Member of the New Jersey Senate from the 18th district
- In office January 12, 1988 – January 14, 1992
- Preceded by: Peter P. Garibaldi
- Succeeded by: Jack Sinagra

Member of the New Jersey General Assembly from the 18th district
- In office January 8, 1980 – January 12, 1988 Serving with James Bornheimer and Frank M. Pelly
- Preceded by: John H. Froude
- Succeeded by: George A. Spadoro

Mayor of Edison
- In office 1974–1978
- Preceded by: Bernard J. Dwyer
- Succeeded by: Anthony M. Yelencsics
- In office January 1990 – 1991
- Preceded by: Steven J. Capestro
- Succeeded by: Samuel V. Convery Jr.

Personal details
- Born: February 4, 1929 Perth Amboy, New Jersey
- Died: May 13, 2017 (aged 88) Edison, New Jersey
- Party: Democratic
- Spouse: Helen "Pix" (Soltesz) Paterniti
- Children: four
- Alma mater: Seton Hall University (B.S.) University of Maryland (D.D.S.)
- Occupation: Dentist

= Thomas H. Paterniti =

American politician

Thomas H. Paterniti (February 4, 1929 – May 13, 2017) was an American dentist and Democratic Party politician who served as Mayor of Edison, New Jersey, on two separate tenures and in both houses of the New Jersey Legislature, where he represented the 18th Legislative District. He served four terms in the New Jersey General Assembly, from 1980 to 1988, followed by a single term in the New Jersey Senate, from 1988 to 1992.

==Biography==
Paterniti was born on February 4, 1929, in Perth Amboy, New Jersey. A graduate of Most Holy Rosary School in Perth Amboy and Perth Amboy High School, he served two years in the United States Army from 1946 to 1948. After working various trades, he graduated from Seton Hall University with a Bachelor of Science in chemistry and from the University of Maryland with a Doctorate of Dental Surgery. He maintained a dental office in Metuchen from 1957 to 2016 and also practiced at JFK Medical Center.

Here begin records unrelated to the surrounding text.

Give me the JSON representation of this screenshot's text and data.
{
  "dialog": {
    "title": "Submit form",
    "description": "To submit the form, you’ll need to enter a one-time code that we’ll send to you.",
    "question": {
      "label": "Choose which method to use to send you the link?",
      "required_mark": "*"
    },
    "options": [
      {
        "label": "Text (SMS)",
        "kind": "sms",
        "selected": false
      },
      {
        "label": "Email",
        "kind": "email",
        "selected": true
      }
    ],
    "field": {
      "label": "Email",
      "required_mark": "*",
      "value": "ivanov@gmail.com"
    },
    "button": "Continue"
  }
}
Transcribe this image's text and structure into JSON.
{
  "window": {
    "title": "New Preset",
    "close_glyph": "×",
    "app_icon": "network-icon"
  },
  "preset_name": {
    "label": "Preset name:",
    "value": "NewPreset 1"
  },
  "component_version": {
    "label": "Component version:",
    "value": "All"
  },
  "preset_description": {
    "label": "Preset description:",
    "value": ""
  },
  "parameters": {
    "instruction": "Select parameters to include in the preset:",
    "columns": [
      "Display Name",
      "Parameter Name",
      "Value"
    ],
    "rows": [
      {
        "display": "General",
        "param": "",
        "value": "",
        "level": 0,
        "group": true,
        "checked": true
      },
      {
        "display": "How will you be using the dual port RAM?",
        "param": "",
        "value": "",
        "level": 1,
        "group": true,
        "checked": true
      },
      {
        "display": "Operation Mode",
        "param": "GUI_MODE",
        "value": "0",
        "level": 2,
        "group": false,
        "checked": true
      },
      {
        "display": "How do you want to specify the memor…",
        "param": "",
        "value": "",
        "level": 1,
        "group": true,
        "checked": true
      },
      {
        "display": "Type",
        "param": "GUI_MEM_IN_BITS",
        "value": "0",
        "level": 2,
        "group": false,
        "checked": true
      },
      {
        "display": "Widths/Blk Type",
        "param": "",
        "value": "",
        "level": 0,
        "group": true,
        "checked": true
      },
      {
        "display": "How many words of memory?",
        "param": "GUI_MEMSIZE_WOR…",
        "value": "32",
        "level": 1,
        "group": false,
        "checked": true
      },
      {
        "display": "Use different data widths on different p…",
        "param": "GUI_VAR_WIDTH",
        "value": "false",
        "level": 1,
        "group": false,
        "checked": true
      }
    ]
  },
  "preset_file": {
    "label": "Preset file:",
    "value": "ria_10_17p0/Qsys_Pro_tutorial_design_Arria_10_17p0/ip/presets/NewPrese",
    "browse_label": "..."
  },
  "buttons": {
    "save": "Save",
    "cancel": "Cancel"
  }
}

He served as Mayor of Edison for a single term from 1974 to 1978. He first won election to the General Assembly in 1979 together with fellow Democrat James Bornheimer. After Bornheimer ran successfully for the district's Senate seat, Paterniti and Frank M. Pelly won election in 1981, 1983 and 1985.

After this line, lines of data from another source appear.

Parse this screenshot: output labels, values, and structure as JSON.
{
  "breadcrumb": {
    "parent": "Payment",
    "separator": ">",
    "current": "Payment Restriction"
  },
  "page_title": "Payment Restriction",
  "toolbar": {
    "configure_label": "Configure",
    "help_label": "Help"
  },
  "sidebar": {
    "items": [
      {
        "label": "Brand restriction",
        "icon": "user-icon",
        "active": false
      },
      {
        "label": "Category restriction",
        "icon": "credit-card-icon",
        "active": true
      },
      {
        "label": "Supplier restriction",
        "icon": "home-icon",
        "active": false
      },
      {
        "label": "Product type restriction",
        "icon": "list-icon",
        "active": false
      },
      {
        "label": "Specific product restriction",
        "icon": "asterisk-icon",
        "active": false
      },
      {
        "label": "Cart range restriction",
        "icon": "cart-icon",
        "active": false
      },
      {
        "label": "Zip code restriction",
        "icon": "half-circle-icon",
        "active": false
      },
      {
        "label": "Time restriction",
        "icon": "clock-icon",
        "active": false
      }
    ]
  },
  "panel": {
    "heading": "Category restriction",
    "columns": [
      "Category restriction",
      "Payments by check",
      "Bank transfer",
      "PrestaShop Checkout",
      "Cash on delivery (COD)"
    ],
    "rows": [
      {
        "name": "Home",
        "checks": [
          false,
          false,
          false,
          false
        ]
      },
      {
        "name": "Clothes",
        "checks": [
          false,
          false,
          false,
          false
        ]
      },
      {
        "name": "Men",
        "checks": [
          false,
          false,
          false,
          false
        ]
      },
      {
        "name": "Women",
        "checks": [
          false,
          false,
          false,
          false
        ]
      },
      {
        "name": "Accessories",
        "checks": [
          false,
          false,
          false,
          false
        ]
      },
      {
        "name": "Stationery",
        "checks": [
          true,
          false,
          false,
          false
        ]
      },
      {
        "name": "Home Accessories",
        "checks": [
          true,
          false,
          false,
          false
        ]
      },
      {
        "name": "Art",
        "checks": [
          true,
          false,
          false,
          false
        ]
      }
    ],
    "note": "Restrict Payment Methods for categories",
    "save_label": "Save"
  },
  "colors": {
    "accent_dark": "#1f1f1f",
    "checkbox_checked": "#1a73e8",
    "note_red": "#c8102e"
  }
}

In 1985, Paterniti introduced legislation in the Assembly that would require owners of adult bookstores to maintain a list of the names and addresses of their customers, stating that "it has been reported that homosexual activity has taken place at adult bookstores" and that the list could be used to help control the spread of AIDS by discouraging homosexual activity at these stores. Under the terms of Paterniti's bill, store owners would be held liable if individuals contracted AIDS as a result of sexual activity on the premises.

In the 1987 election, Paterniti ran for the New Jersey Senate, defeating incumbent Republican Peter P. Garibaldi 59.2% to 40.8%. In the campaign against Garibaldi, Paterniti argued that his opponent was double dipping, holding a seat in the Senate as well as serving as mayor of Monroe Township. In 1989, Paterniti was elected as Mayor of Edison, New Jersey, following the death of Anthony M. Yelencsics in April 1989. He served one year from January 1990 to 1991 when he stepped down to focus on his upcoming Senate campaign.

In an October 1990 article, The New York Times had cited local criticism of Paterniti for holding onto three jobs simultaneously, as mayor and State Senator, while still maintaining an active dental practice. Paterniti insisted that there was no issue in his holding the multiple jobs, citing "the art of delegation and the ability to structure time properly". In the June 1991 primaries, Paterniti lost the Democratic state senate nomination to lawyer Harry Pozycki of Metuchen, who in turn lost the general election to Republican Jack Sinagra.

Paterniti ran for the Assembly in 1993 together with running mate Matthew Vaughn, losing to incumbent Republicans Harriet E. Derman and Jeffrey A. Warsh. In 1997, Paterniti ran for the Senate again, losing to Sinagra by a margin of 58.5%-41.5%.

From 1970 to 1978, and again from 1992 to 2015, Paterniti served as chairman of the Edison Democratic Organization. Paterniti died on May 13, 2017, at JFK Medical Center at age 88.